Op de rekeningafschriften van de derdengeldenrekening is te zien dat er van de ontvangen voorschotten ook diverse consumptieve uitgaven worden gedaan, zoals de aanschaf van concertgebouwkaarten, het betalen van telefoonkosten en het doen van kledingaankopen, evenals overboekingen naar bijvoorbeeld [D] , de eenmanszaak van de verdachte. Naar het oordeel van het hof duiden - in ieder geval enkele van - deze overboekingen van de ontvangen voorschotten van [B] en [C] erop, dat deze ten gunste zijn gekomen van de verdachte. Ook voor zover deze transacties niet ten gunste van de verdachte zijn gekomen, geldt overigens dat hij in ieder geval die rekening beheerde en dat het niet anders kan dan dat hij moet hebben geweten dat dergelijke transacties plaatsvonden. Daar komt bij dat die consumptieve uitgaven volledig in strijd zijn met de strikte regels die gelden voor het beheer van een derdengeldrekening, waarbij immers uitgangspunt is dat bedragen die op een dergelijke rekening worden gestort, niet mogen worden vermengd met het eigen vermogen van de beheerder van die rekening.

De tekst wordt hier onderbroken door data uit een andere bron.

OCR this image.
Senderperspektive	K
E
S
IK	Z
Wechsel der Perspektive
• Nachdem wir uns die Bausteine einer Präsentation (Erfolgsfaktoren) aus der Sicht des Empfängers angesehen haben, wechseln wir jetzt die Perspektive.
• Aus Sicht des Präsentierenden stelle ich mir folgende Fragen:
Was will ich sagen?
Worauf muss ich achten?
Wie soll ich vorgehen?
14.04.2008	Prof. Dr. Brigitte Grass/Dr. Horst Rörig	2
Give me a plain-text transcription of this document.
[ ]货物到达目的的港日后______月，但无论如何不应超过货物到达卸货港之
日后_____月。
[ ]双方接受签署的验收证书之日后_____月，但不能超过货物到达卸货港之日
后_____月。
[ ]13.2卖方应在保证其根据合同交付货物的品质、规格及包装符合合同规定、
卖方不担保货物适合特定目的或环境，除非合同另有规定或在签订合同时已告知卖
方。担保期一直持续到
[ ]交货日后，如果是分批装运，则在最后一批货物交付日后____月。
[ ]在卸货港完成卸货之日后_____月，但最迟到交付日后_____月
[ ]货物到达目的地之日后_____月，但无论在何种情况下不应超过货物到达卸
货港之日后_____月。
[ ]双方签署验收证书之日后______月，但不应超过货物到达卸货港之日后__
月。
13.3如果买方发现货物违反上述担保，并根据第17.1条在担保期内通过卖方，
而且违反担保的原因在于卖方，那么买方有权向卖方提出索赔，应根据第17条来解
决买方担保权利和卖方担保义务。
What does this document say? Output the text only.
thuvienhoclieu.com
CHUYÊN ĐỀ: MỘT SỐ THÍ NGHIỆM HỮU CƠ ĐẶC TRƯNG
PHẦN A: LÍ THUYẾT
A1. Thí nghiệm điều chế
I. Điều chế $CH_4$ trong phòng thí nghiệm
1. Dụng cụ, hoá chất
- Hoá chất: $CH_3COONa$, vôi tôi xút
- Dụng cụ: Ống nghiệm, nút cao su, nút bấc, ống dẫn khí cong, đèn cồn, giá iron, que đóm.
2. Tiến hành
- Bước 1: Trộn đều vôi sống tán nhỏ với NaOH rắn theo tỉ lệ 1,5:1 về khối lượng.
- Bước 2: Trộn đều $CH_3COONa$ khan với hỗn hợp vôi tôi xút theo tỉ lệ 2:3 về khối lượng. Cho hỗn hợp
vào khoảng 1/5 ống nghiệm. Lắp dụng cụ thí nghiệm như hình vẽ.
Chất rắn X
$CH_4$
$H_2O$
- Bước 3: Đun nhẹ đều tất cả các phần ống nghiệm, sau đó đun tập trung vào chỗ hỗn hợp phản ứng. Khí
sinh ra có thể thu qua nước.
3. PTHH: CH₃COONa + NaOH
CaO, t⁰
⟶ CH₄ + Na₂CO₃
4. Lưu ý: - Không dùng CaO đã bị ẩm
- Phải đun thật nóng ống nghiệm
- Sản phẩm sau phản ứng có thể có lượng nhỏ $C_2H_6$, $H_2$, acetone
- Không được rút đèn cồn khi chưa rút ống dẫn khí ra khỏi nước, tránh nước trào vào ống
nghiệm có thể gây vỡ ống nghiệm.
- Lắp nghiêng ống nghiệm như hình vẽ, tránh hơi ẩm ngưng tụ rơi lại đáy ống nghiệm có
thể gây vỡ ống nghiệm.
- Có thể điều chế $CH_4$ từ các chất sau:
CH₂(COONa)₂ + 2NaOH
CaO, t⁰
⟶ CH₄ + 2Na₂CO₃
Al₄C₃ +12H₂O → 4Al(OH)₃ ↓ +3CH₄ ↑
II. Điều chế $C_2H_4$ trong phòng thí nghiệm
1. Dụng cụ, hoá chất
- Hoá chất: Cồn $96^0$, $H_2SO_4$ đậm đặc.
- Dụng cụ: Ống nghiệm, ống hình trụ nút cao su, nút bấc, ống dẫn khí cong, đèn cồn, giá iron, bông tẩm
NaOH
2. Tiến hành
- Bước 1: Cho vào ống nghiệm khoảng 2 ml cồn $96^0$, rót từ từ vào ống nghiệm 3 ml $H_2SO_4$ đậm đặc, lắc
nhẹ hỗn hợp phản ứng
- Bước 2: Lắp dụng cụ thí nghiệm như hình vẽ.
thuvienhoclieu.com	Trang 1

Uit het verhandelde ter terechtzitting volgt dat met de ontvangen voorschotten ten behoeve van [aangever 1] en [aangever 2] , naast de hiervoor genoemde transacties, ook meermaals tekorten op de derdengeldenrekening zijn gedekt.[voetnoot 16] Gelet op het voorgaande kan worden geconcludeerd dat door deze transacties en door het met de voorschotten aanvullen van tekorten op de rekening, teruggave van de gelden aan [aangever 1] en [aangever 2] onmogelijk werd gemaakt, dan wel aanmerkelijk werd bemoeilijkt.
Het hof concludeert, gelet op het voorgaande, dat er sprake is geweest van wederrechtelijke toe-eigening van diverse van [B] en [C] ontvangen geldbedragen, die ten gunste moesten komen van [aangever 1] en [aangever 2] .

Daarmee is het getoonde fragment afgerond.